Architecture
Architecture
The architecture consists of 3 parts:
- processing pipeline: for the video and audio files to derive transcripts translations and additional metadata
flowchart LR
A[Media: Video/Audio] --Processing--> B(Transcript/Translation)
C[Additional Sources] --Webscraping--> D(Additional Metadata)
B --> E[(Objectstore S3)]
D --> E
- loading results into secondary databases: the processed data is loaded into structured databases to improve findability
flowchart LR
S[(Object Store S3)] --load--> E{SRT Parser}
E --metadata--> B[(Structured Metadata MongoDB)]

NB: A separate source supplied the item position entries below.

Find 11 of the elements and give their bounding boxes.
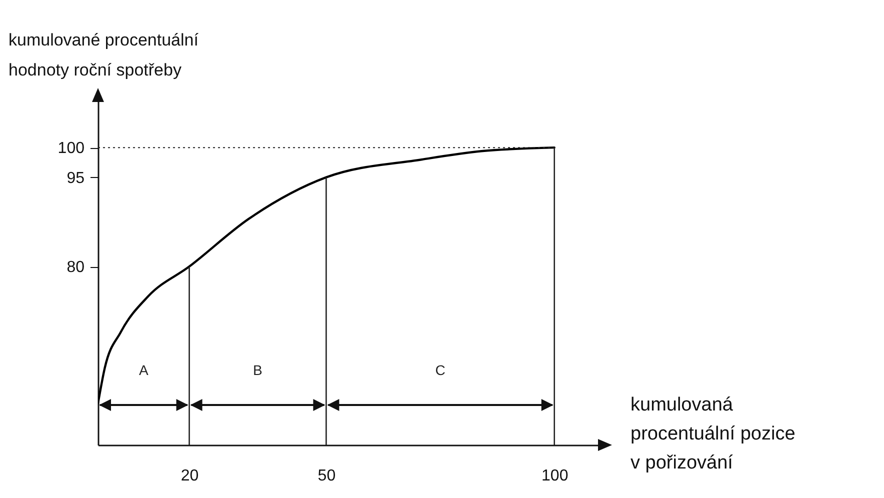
annotation: C <box>435 362 446 378</box>
annotation: A <box>138 362 149 378</box>
y-tick-label: 95 <box>66 170 85 187</box>
x-tick-label: 100 <box>542 468 568 484</box>
y-tick-label: 80 <box>66 259 85 276</box>
x-axis-title: kumulovaná procentuální pozice v pořizování <box>630 394 796 474</box>
x-tick-label: 20 <box>180 468 199 484</box>
x-tick-label: 50 <box>318 468 336 484</box>
y-axis-title: kumulované procentuální hodnoty roční spotřeby <box>8 30 199 80</box>
annotation: B <box>253 362 262 378</box>
y-tick-label: 100 <box>58 140 85 158</box>
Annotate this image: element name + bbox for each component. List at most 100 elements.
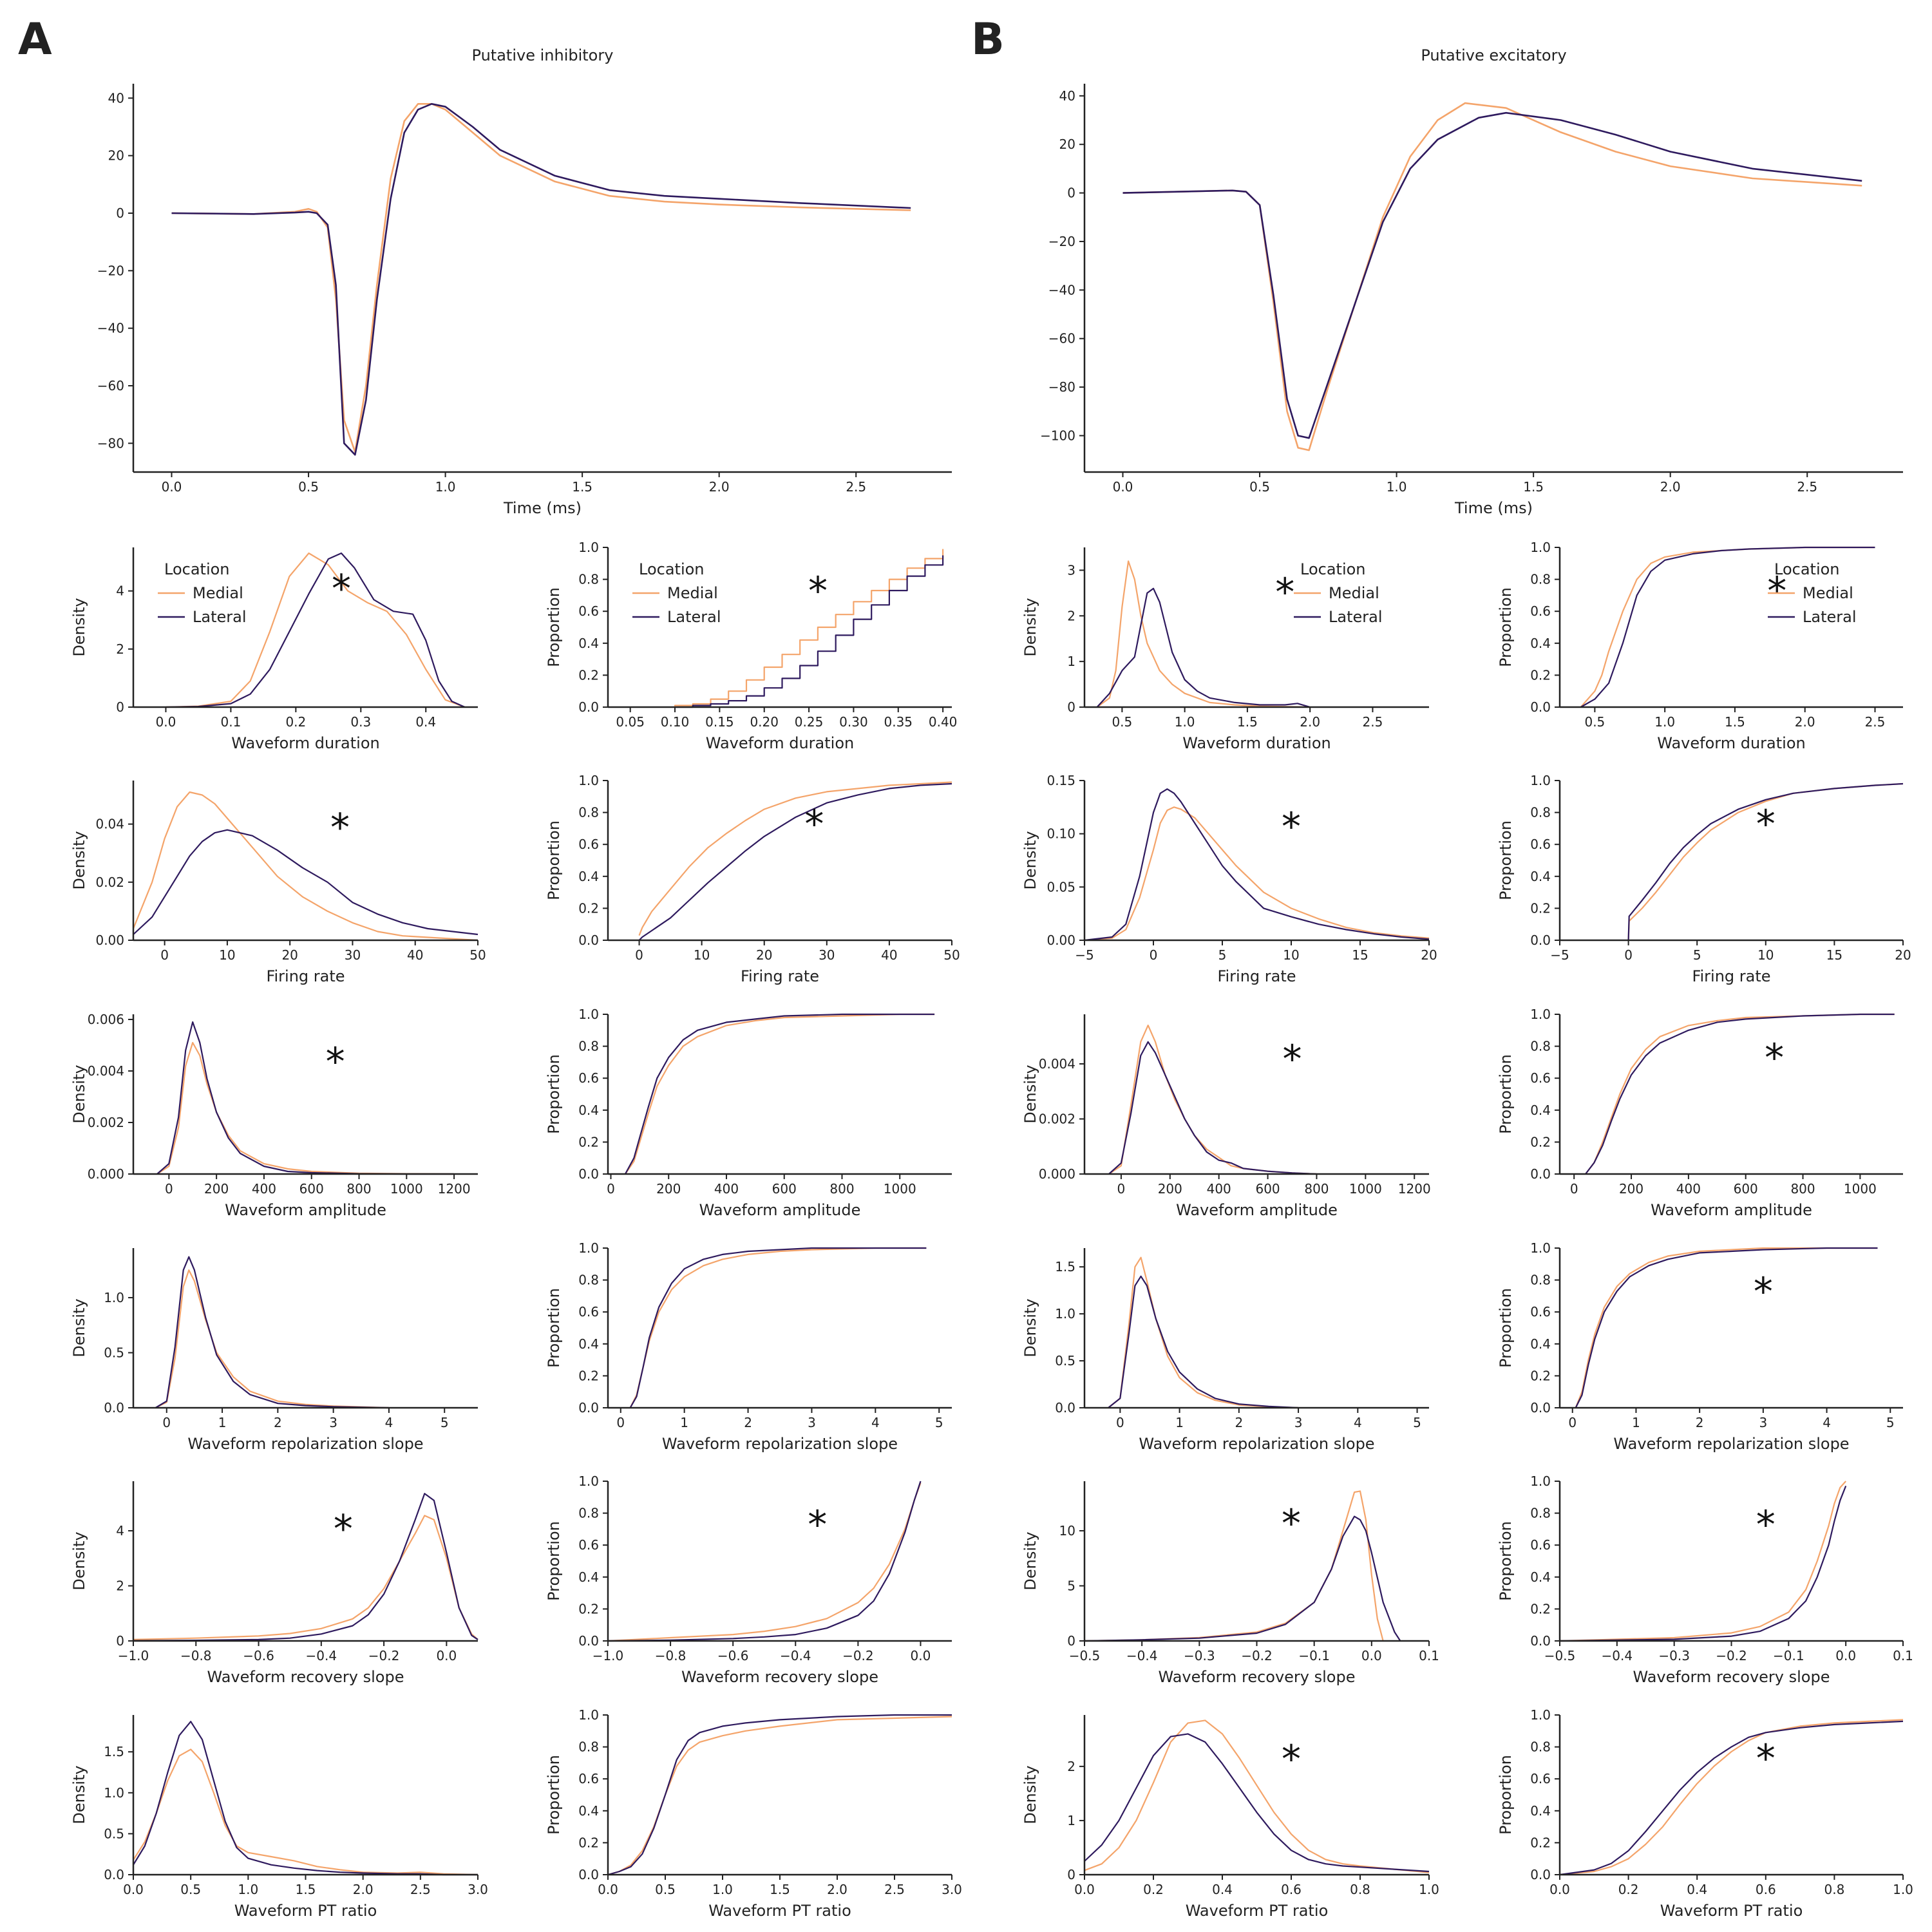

E --segments--> C[(Search Engine Solr)]
- serving and enriching metadata via a WebUI: the Webui allows to search in the debates and to annotate and correct the speaker statements
flowchart LR
subgraph Backend[Debates Backend]
M{Debates API}
C[(Search Engine Solr)]
S[(Object Store S3)]
B[(Structured Metadata MongoDB)]
end
subgraph UI[Debates GUI]
F(GUI Searchpage)
E(GUI Videoplayer)
end
M -- serve --> F
M -- serve --> E
C -- load --> M
B -- load --> M
S -- signed urls --> M
E -- correct --> M
style UI fill:white
style Backend fill:white